Los villistas sólo pelearon por lo suyo. Pancho Villa fue un bandido, violador, ladrón y asesino; muy inteligente, sí, pero traicionó a quien se le puso enfrente, desde Madero hasta a Obregón, pasando por Carranza y demás próceres revolucionarios.

¿Qué beneficio ha habido de la revolución? ¿Democracia? ¡Por favor! Nadie se cree ese cuento.
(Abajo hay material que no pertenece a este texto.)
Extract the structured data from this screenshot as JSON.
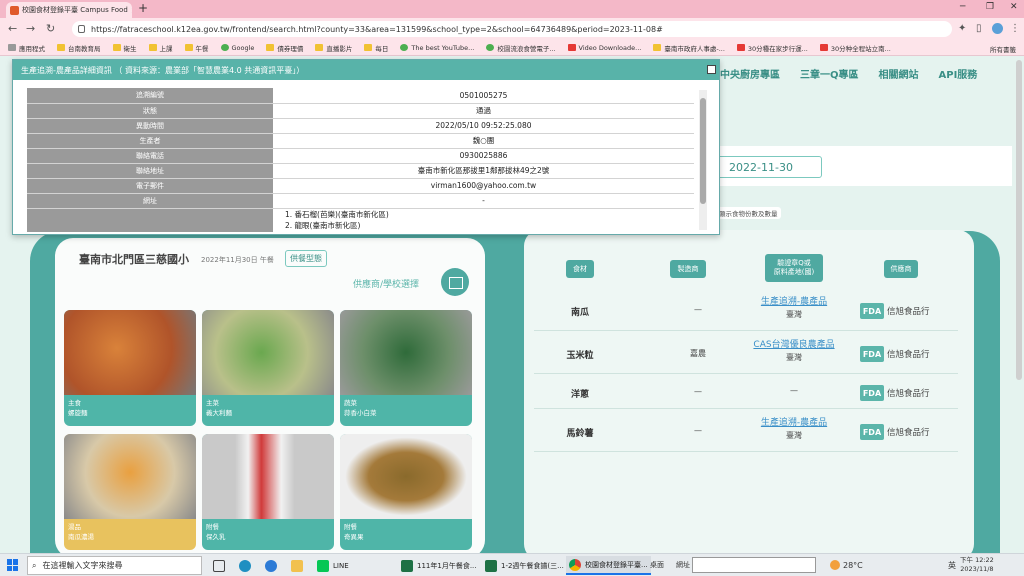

¿Mejoras al campo? Sigue la misma desigualdad. Los patrones tienen a cientos de trabajadores chambeando en sus enormes ranchos (antes eran haciendas). Es más, los campesinos tenían más privilegios que los que tienen ahora desde la creación de la CNC cuando Cárdenas los hizo suyos.

¿Justicia social? Antes el porcentaje de pobres era mucho menor al de ahora. Ojo, hablo de porcentajes. Los obreros siguen ganando pinchurrientos salarios y sometidos a leyes laborales que nomás benefician a los empleadores.

¿Menos ricos? Caray, en la época de Porfirio Díaz sí había un porcentaje muy superior, pero era un sector que no tenía tantos privilegios fiscales como los empresarios de ahora.

La clase media era mayor en ese entonces, con empleos más dignos y con menos carga fiscal como ahora.

¿Menos opresión? ¡Claro que no! La represión sigue igual o peor que en la época porfirista. Y vienen cosas peores.

Desde luego que hay beneficios y mejoras como las instituciones, como la transparencia, como una mayor educación y profesionalización, menos analfabetismo y modernización.

Sin embargo, creo que cada vez es menos festejable esa revolución mexicana que, insisto, la parte más cruenta se dio después de que “el mártir de la democracia” llegó al poder, no antes.

Pero sigan festejando, al fin y al cabo que una de las asignaturas que menos le interesa a los mexicanos es la historia y sólo se quedan con la idea que nos endilgan los libros oficiales y las plumas oficialistas.

EN CINCO PALABRAS: No hay nada que festejar.

PUNTO FINAL.- “Cuando el fanatismo ha gangrenado el cerebro, la enfermedad es casi incurable”: Voltaire.